Shamim Jawad is the founder and president of the Ayenda Foundation, the Afghan Children Initiative, which works for the welfare, education, health, shelter and safety of Afghan children. She is a member of the U.S.-Afghan Women’s Council, an organization established in 2002 by Presidents Karzai and Bush to advance the rights of women in Afghanistan. She serves on the board of trustees of the American University of Afghanistan (AUAF), a private, not-for-profit institution of higher education in Afghanistan, offering internationally supported degree programs and education. In addition, Mrs. Jawad is a member of the International Women's Forum (IWF).

In 2009, Shamim Jawad was one of 25 women selected worldwide from executives in many different industries for the International Women’s Forum Leadership Foundation Fellows Program at Harvard University and the Judge Business School at the University of Cambridge.
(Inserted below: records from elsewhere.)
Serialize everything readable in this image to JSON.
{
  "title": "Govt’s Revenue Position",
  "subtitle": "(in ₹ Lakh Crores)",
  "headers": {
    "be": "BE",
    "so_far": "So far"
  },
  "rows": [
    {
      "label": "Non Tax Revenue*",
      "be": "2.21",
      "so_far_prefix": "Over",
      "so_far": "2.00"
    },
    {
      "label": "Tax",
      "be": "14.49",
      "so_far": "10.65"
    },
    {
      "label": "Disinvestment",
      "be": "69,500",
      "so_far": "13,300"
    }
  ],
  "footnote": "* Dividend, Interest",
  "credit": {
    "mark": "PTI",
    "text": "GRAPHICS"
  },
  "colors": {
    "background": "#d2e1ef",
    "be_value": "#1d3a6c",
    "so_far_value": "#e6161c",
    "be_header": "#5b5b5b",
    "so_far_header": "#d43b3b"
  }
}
She has also received the Liberty Award from Dialogue on Diversity for her efforts to defend women's rights and advocate social welfare for women in Afghanistan.

Jawad was born in Kabul, Afghanistan and studied at Kabul University and Golden Gate University in San Francisco, where she received a bachelor's degree in Human Relations. Before her husband's diplomatic posting to Washington, DC in November 2003, she worked as a financial consultant for TIAA-CREF, a financial services organization.